With all this history and success behind them, WorldVistA members face a crucial turning point in addition to certification testing.

On Jan. 31, the $4 million CMS contract with Iowa Foundation for Medical Care, and thus the foundation’s contract with WorldVistA, runs out. The biggest challenge, according to WorldVistA member Cameron Schlehuber, will be to keep up with the VA “patch stream,” an electronic outpouring of upgrades and bug fixes to VistA that VA programmers produce at the rate of 500 to 600 a year.

“One of the discussions that is under way as part of the CMS contract is we have to be able to stay ahead of that VistA tsunami,” said Schlehuber, who holds a doctorate in neuroscience and helped develop the VA’s computer system from 1978 until he retired last September. “We’re hoping that the VA recognizes their obligation when they partnered with CMS, that they’re responsible for maintaining it.”

“It should not be a high-cost process,” Schlehuber said, noting that it should take 15 to 20 hours of programming time a month to keep up with the stream. The risk is if VOE falls behind the patch stream, the two programs will “fork,” or go on separate development paths, a potentially costly problem that VistA developers already know all too well.

Like VOE, the clinical IT systems in use today at the Indian Health Service and the Defense Department were based on copies of the VA’s clinical IT system. But the IHS system and the $1 billion development at Defense were allowed to fork so badly that records could not be readily transmitted between them and the VA. Since then, taxpayers have paid many millions of dollars to try to make the VA and Defense systems interoperable. Thus, the forking of the Defense system ranks as one of the bigger mistakes in healthcare IT history.

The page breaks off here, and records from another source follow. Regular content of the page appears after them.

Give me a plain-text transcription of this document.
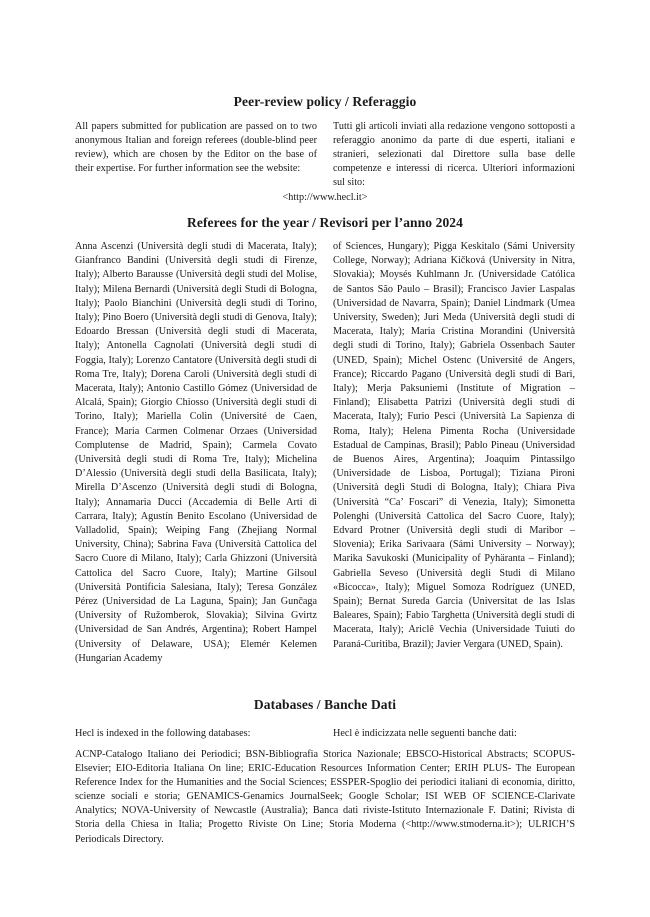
Peer-review policy / Referaggio
All papers submitted for publication are passed on to two anonymous Italian and foreign referees (double-blind peer review), which are chosen by the Editor on the base of their expertise. For further information see the website:
Tutti gli articoli inviati alla redazione vengono sottoposti a referaggio anonimo da parte di due esperti, italiani e stranieri, selezionati dal Direttore sulla base delle competenze e interessi di ricerca. Ulteriori informazioni sul sito:
<http://www.hecl.it>
Referees for the year / Revisori per l’anno 2024
Anna Ascenzi (Università degli studi di Macerata, Italy); Gianfranco Bandini (Università degli studi di Firenze, Italy); Alberto Barausse (Università degli studi del Molise, Italy); Milena Bernardi (Università degli Studi di Bologna, Italy); Paolo Bianchini (Università degli studi di Torino, Italy); Pino Boero (Università degli studi di Genova, Italy); Edoardo Bressan (Università degli studi di Macerata, Italy); Antonella Cagnolati (Università degli studi di Foggia, Italy); Lorenzo Cantatore (Università degli studi di Roma Tre, Italy); Dorena Caroli (Università degli studi di Macerata, Italy); Antonio Castillo Gómez (Universidad de Alcalá, Spain); Giorgio Chiosso (Università degli studi di Torino, Italy); Mariella Colin (Université de Caen, France); Maria Carmen Colmenar Orzaes (Universidad Complutense de Madrid, Spain); Carmela Covato (Università degli studi di Roma Tre, Italy); Michelina D’Alessio (Università degli studi della Basilicata, Italy); Mirella D’Ascenzo (Università degli studi di Bologna, Italy); Annamaria Ducci (Accademia di Belle Arti di Carrara, Italy); Agustín Benito Escolano (Universidad de Valladolid, Spain); Weiping Fang (Zhejiang Normal University, China); Sabrina Fava (Università Cattolica del Sacro Cuore di Milano, Italy); Carla Ghizzoni (Università Cattolica del Sacro Cuore, Italy); Martine Gilsoul (Università Pontificia Salesiana, Italy); Teresa González Pérez (Universidad de La Laguna, Spain); Jan Gunčaga (University of Ružomberok, Slovakia); Silvina Gvirtz (Universidad de San Andrés, Argentina); Robert Hampel (University of Delaware, USA); Elemér Kelemen (Hungarian Academy
of Sciences, Hungary); Pigga Keskitalo (Sámi University College, Norway); Adriana Kičková (University in Nitra, Slovakia); Moysés Kuhlmann Jr. (Universidade Católica de Santos São Paulo – Brasil); Francisco Javier Laspalas (Universidad de Navarra, Spain); Daniel Lindmark (Umea University, Sweden); Juri Meda (Università degli studi di Macerata, Italy); Maria Cristina Morandini (Università degli studi di Torino, Italy); Gabriela Ossenbach Sauter (UNED, Spain); Michel Ostenc (Université de Angers, France); Riccardo Pagano (Università degli studi di Bari, Italy); Merja Paksuniemi (Institute of Migration – Finland); Elisabetta Patrizi (Università degli studi di Macerata, Italy); Furio Pesci (Università La Sapienza di Roma, Italy); Helena Pimenta Rocha (Universidade Estadual de Campinas, Brasil); Pablo Pineau (Universidad de Buenos Aires, Argentina); Joaquim Pintassilgo (Universidade de Lisboa, Portugal); Tiziana Pironi (Università degli Studi di Bologna, Italy); Chiara Piva (Università “Ca’ Foscari” di Venezia, Italy); Simonetta Polenghi (Università Cattolica del Sacro Cuore, Italy); Edvard Protner (Università degli studi di Maribor – Slovenia); Erika Sarivaara (Sámi University – Norway); Marika Savukoski (Municipality of Pyhäranta – Finland); Gabriella Seveso (Università degli Studi di Milano «Bicocca», Italy); Miguel Somoza Rodríguez (UNED, Spain); Bernat Sureda Garcia (Universitat de las Islas Baleares, Spain); Fabio Targhetta (Università degli studi di Macerata, Italy); Ariclê Vechia (Universidade Tuiuti do Paraná-Curitiba, Brazil); Javier Vergara (UNED, Spain).
Databases / Banche Dati
Hecl is indexed in the following databases:	Hecl è indicizzata nelle seguenti banche dati:
ACNP-Catalogo Italiano dei Periodici; BSN-Bibliografia Storica Nazionale; EBSCO-Historical Abstracts; SCOPUS-Elsevier; EIO-Editoria Italiana On line; ERIC-Education Resources Information Center; ERIH PLUS- The European Reference Index for the Humanities and the Social Sciences; ESSPER-Spoglio dei periodici italiani di economia, diritto, scienze sociali e storia; GENAMICS-Genamics JournalSeek; Google Scholar; ISI WEB OF SCIENCE-Clarivate Analytics; NOVA-University of Newcastle (Australia); Banca dati riviste-Istituto Internazionale F. Datini; Rivista di Storia della Chiesa in Italia; Progetto Riviste On Line; Storia Moderna (<http://www.stmoderna.it>); ULRICH’S Periodicals Directory.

The other challenge, Schlehuber said, is for the VA to create an orderly process for incorporating improvements to VistA developed outside the VA. Several modifications to VistA done in the development of VOE have been presented to the VA, but have yet to be incorporated and distributed via the patch stream throughout the system. The Instituto Mexicano del Seguro Social, one of Mexico’s national health services, has installed a Spanish language version of VistA at 56 of its hospitals and has built what programmers there think are improved versions of several VistA software modules. Medsphere has several hospital installations under way in the U.S. using its version of VistA, yet Timson’s upgrades to FileMan, created when he was employed by Medsphere, were not readily accepted by the VA. Other VistA vendors, aiming to leverage open-source VOE and target the 200,000-physician small-office market, could boost development of the software dramatically and produce a stream of improvements to the software just as steady as that now emanating from the VA.

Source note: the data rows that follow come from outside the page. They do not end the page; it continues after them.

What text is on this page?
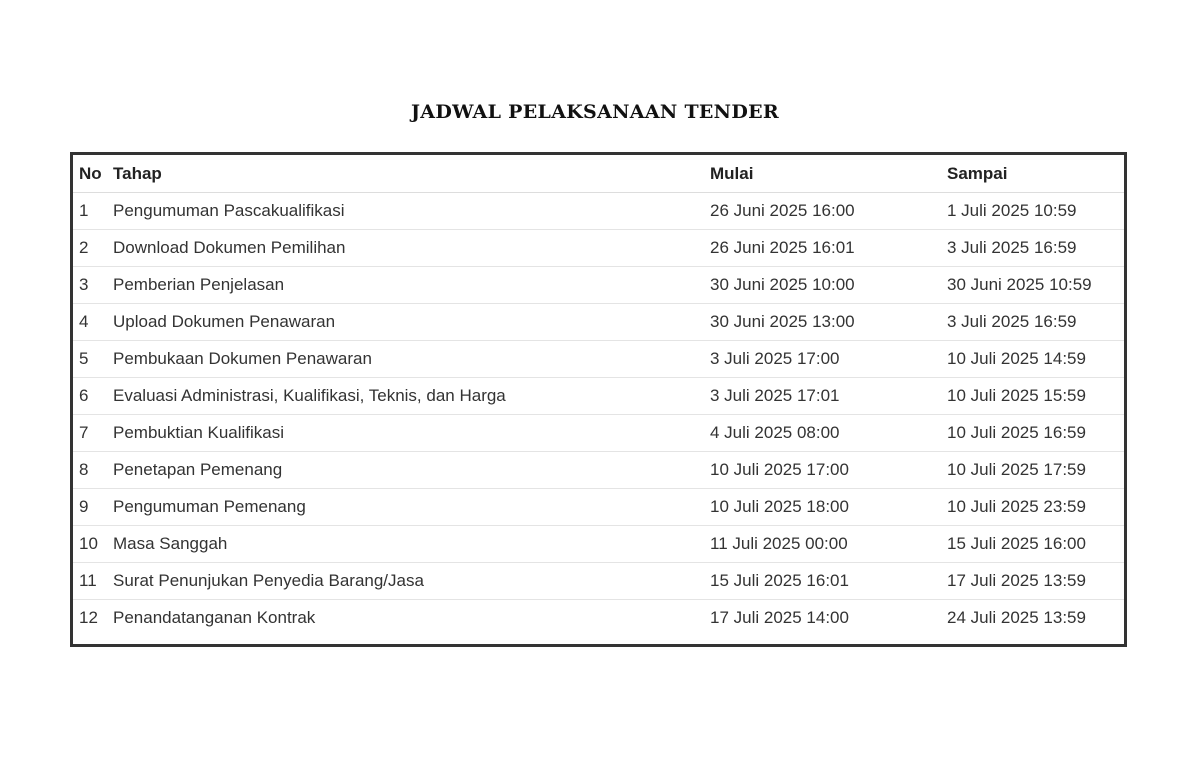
JADWAL PELAKSANAAN TENDER
No	Tahap	Mulai	Sampai
1	Pengumuman Pascakualifikasi	26 Juni 2025 16:00	1 Juli 2025 10:59
2	Download Dokumen Pemilihan	26 Juni 2025 16:01	3 Juli 2025 16:59
3	Pemberian Penjelasan	30 Juni 2025 10:00	30 Juni 2025 10:59
4	Upload Dokumen Penawaran	30 Juni 2025 13:00	3 Juli 2025 16:59
5	Pembukaan Dokumen Penawaran	3 Juli 2025 17:00	10 Juli 2025 14:59
6	Evaluasi Administrasi, Kualifikasi, Teknis, dan Harga	3 Juli 2025 17:01	10 Juli 2025 15:59
7	Pembuktian Kualifikasi	4 Juli 2025 08:00	10 Juli 2025 16:59
8	Penetapan Pemenang	10 Juli 2025 17:00	10 Juli 2025 17:59
9	Pengumuman Pemenang	10 Juli 2025 18:00	10 Juli 2025 23:59
10	Masa Sanggah	11 Juli 2025 00:00	15 Juli 2025 16:00
11	Surat Penunjukan Penyedia Barang/Jasa	15 Juli 2025 16:01	17 Juli 2025 13:59
12	Penandatanganan Kontrak	17 Juli 2025 14:00	24 Juli 2025 13:59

“There are going to be a number of users of VOE that far exceeds the number of users at VA,” Schlehuber said. “At some point I can see that is going to develop stresses in VA.”

WorldVistA member Brian Lord is a former VA programmer who has worked on the development of VOE. Lord is president of Sequence Managers Software, which is selling a subscription EMR service based on VistA that is distributed to clients using the application service provider, or ASP, model.

WorldVistA plans to release VOE under the Free Software Foundation’s General Public License, and that’s as it should be, according to Lord.

“We are dedicated to open source because we believe there is a business model there,” he said. “We’ve got a PACS (picture archiving and communication system) attached to our VistA, a practice-management system that’s attached, and it’s all open-source.

“This product must be released under GPL,” Lord said. “It has to be community property. They want to ensure that anybody that wants to start working with VistA has to contribute to the community. Unless they are invested in the community, they are not going to be able to make all of this work. The fact is, the intellectual capital that is required to make VistA work and make it grow, no company can match that.

“The underlying goal for all of this is to change the way healthcare is practiced and that is to create a system where records can be exchanged, and VistA is a foundation that can make that happen,” he said.